Quant à la Vérité, nous devons au monothéisme d’être devenus incapables de la décliner autrement qu’au singulier. Toute déclinaison multiple nous rendrait immédiatement suspects de verser dans un odieux relativisme. Non seulement la vérité ne peut exister qu’au singulier, comme Dieu, mais nous présumons aussi que, comme Dieu encore, elle ne peut exister que placée sous l’égide de l’éternité : sub specie aeternitatis. Hors temps et hors lieu de la Vérité, notre plus vieille idole. Comme le rappelle Gérard, ce n’est pourtant pas nier la valeur de la vérité que de prétendre la rapatrier dans les conditions spatiotemporelles d’un monde auquel il n’est donné à personne de pouvoir échapper. Ce n’est pas dire qu’il n’existe aucun invariant, aucune loi qui vaudrait pour tous et pour tous les temps. Simplement, la connaissance de ces lois, la façon même dont elles sont appréhendées puis formulées, est indissociable d’une situation insubstituable qui forme le génie propre de chaque peuple. Aucun ne possède le privilège outrecuidant d’une transcendance, par quoi il pourrait revendiquer contre les autres le droit de délivrer l’unique bonne version de la vérité. On sait que, en matière religieuse, le paganisme ne connut jamais les errements d’intolérance fanatique qui ont scandé la marche en avant du monothéisme. Gérard cite bien à propos son maître en paganisme que fut l’hindouiste Alain Daniélou :
« La plupart des problèmes du monde actuel proviennent des idéologies monothéistes, répandues par des prophètes qui se croient ou se disent inspirés et prétendent détenir la vérité. Ceci est évidemment une absurdité, car la vérité n’est pas une. La réalité du monde est multiple et insaisissable. Seuls ceux qui sauront se libérer des monothéismes, des dogmatismes, des croyances aveugles, du christianisme, de l’islam, du marxisme pourront se rapprocher de la multiplicité du divin, remettre l’homme à sa place dans la Création et trouver la voie de la tolérance, de l’amour ainsi que l’amitié des bêtes, des hommes et des dieux ».

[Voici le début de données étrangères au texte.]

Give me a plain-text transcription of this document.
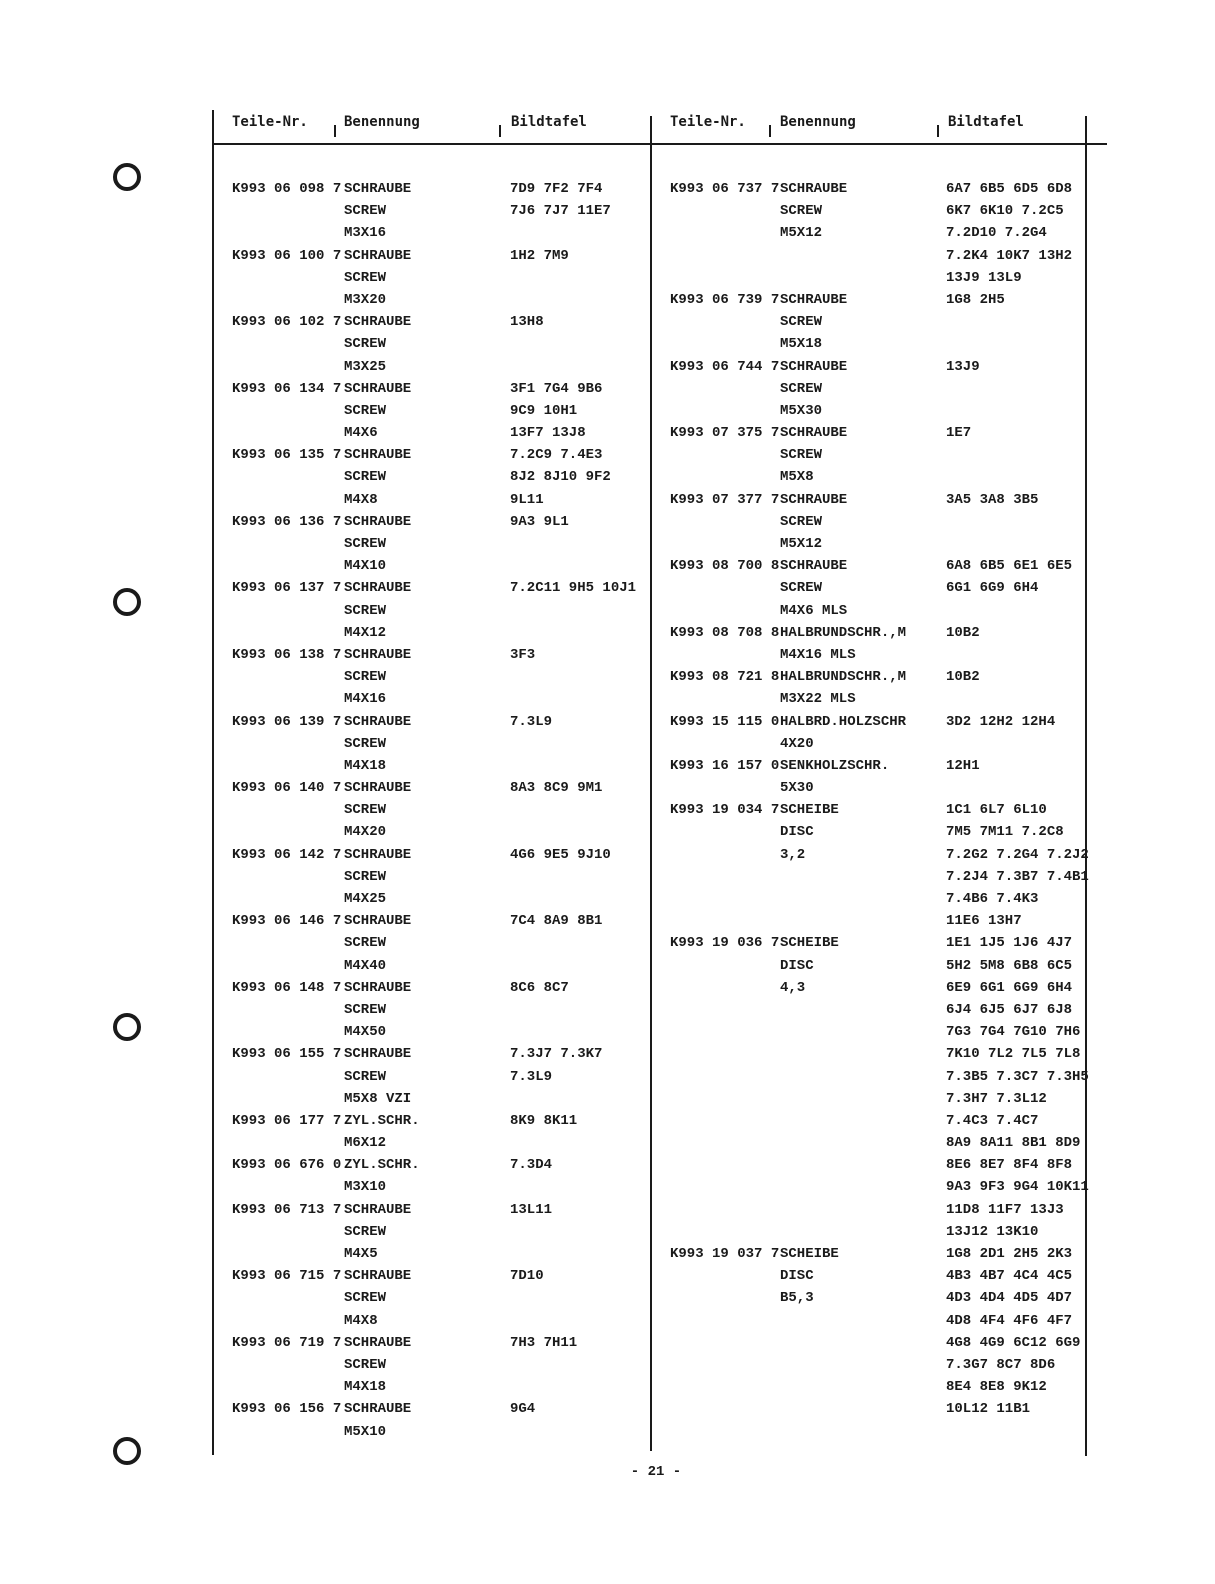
Teile-Nr.	Benennung	Bildtafel	Teile-Nr. Benennung	Bildtafel
K993 06 098 7 SCHRAUBE	7D9 7F2 7F4
SCREW	7J6 7J7 11E7
M3X16
K993 06 100 7 SCHRAUBE	1H2 7M9
SCREW
M3X20
K993 06 102 7 SCHRAUBE	13H8
SCREW
M3X25
K993 06 134 7 SCHRAUBE	3F1 7G4 9B6
SCREW	9C9 10H1
M4X6	13F7 13J8
K993 06 135 7 SCHRAUBE	7.2C9 7.4E3
SCREW	8J2 8J10 9F2
M4X8	9L11
K993 06 136 7 SCHRAUBE	9A3 9L1
SCREW
M4X10
K993 06 137 7 SCHRAUBE	7.2C11 9H5 10J1
SCREW
M4X12
K993 06 138 7 SCHRAUBE	3F3
SCREW
M4X16
K993 06 139 7 SCHRAUBE	7.3L9
SCREW
M4X18
K993 06 140 7 SCHRAUBE	8A3 8C9 9M1
SCREW
M4X20
K993 06 142 7 SCHRAUBE	4G6 9E5 9J10
SCREW
M4X25
K993 06 146 7 SCHRAUBE	7C4 8A9 8B1
SCREW
M4X40
K993 06 148 7 SCHRAUBE	8C6 8C7
SCREW
M4X50
K993 06 155 7 SCHRAUBE	7.3J7 7.3K7
SCREW	7.3L9
M5X8 VZI
K993 06 177 7 ZYL.SCHR.	8K9 8K11
M6X12
K993 06 676 0 ZYL.SCHR.	7.3D4
M3X10
K993 06 713 7 SCHRAUBE	13L11
SCREW
M4X5
K993 06 715 7 SCHRAUBE	7D10
SCREW
M4X8
K993 06 719 7 SCHRAUBE	7H3 7H11
SCREW
M4X18
K993 06 156 7 SCHRAUBE	9G4
M5X10
K993 06 737 7 SCHRAUBE	6A7 6B5 6D5 6D8
SCREW	6K7 6K10 7.2C5
M5X12	7.2D10 7.2G4
7.2K4 10K7 13H2
13J9 13L9
K993 06 739 7 SCHRAUBE	1G8 2H5
SCREW
M5X18
K993 06 744 7 SCHRAUBE	13J9
SCREW
M5X30
K993 07 375 7 SCHRAUBE	1E7
SCREW
M5X8
K993 07 377 7 SCHRAUBE	3A5 3A8 3B5
SCREW
M5X12
K993 08 700 8 SCHRAUBE	6A8 6B5 6E1 6E5
SCREW	6G1 6G9 6H4
M4X6 MLS
K993 08 708 8 HALBRUNDSCHR.,M	10B2
M4X16 MLS
K993 08 721 8 HALBRUNDSCHR.,M	10B2
M3X22 MLS
K993 15 115 0 HALBRD.HOLZSCHR	3D2 12H2 12H4
4X20
K993 16 157 0 SENKHOLZSCHR.	12H1
5X30
K993 19 034 7 SCHEIBE	1C1 6L7 6L10
DISC	7M5 7M11 7.2C8
3,2	7.2G2 7.2G4 7.2J2
7.2J4 7.3B7 7.4B1
7.4B6 7.4K3
11E6 13H7
K993 19 036 7 SCHEIBE	1E1 1J5 1J6 4J7
DISC	5H2 5M8 6B8 6C5
4,3	6E9 6G1 6G9 6H4
6J4 6J5 6J7 6J8
7G3 7G4 7G10 7H6
7K10 7L2 7L5 7L8
7.3B5 7.3C7 7.3H5
7.3H7 7.3L12
7.4C3 7.4C7
8A9 8A11 8B1 8D9
8E6 8E7 8F4 8F8
9A3 9F3 9G4 10K11
11D8 11F7 13J3
13J12 13K10
K993 19 037 7 SCHEIBE	1G8 2D1 2H5 2K3
DISC	4B3 4B7 4C4 4C5
B5,3	4D3 4D4 4D5 4D7
4D8 4F4 4F6 4F7
4G8 4G9 6C12 6G9
7.3G7 8C7 8D6
8E4 8E8 9K12
10L12 11B1
- 21 -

En tout état de cause, une vérité qui naît sous l’égide de l’éternité est dès le départ une vérité morte. Elle ne bouge pas, ne change pas, ne varie pas, demeure telle et pour toujours dans son immobilité marmoréenne. Le dogme n’est pas seulement cette vérité qu’il nous faut forcer à croire, puisqu’elle ne vient pas de nous comme peut jaillir spontanément de nous l’amitié que nous éprouvons pour le soleil et la lune. Le dogme est aussi cette vérité figée, qui ne connaîtra jamais l’inépuisable générosité des mythes. « Revenons aux mythes qui irriguent notre imagination, insiste Gérard, et laissons là les dogmes qui le stérilisent. Seuls les mythes induisent, par une voie allégorique ou symbolique, une connaissance réelle qui libère celui qui l’acquiert ; les dogmes, quant à eux, n’enseignent jamais que l’ignorance et la soumission ». Parce que le mythe est une vérité dont la formulation est inépuisablement à retrouver et à réinventer, il reste toujours actuel, se prêtant généreusement aux modulations de chaque époque. Son oblicité est le meilleur garant de sa capacité à traverser le temps. Rien de tel avec le dogme, qui se veut révélation d’une vérité définitive dont toute modification reçoit la valeur d’une intolérable adultération.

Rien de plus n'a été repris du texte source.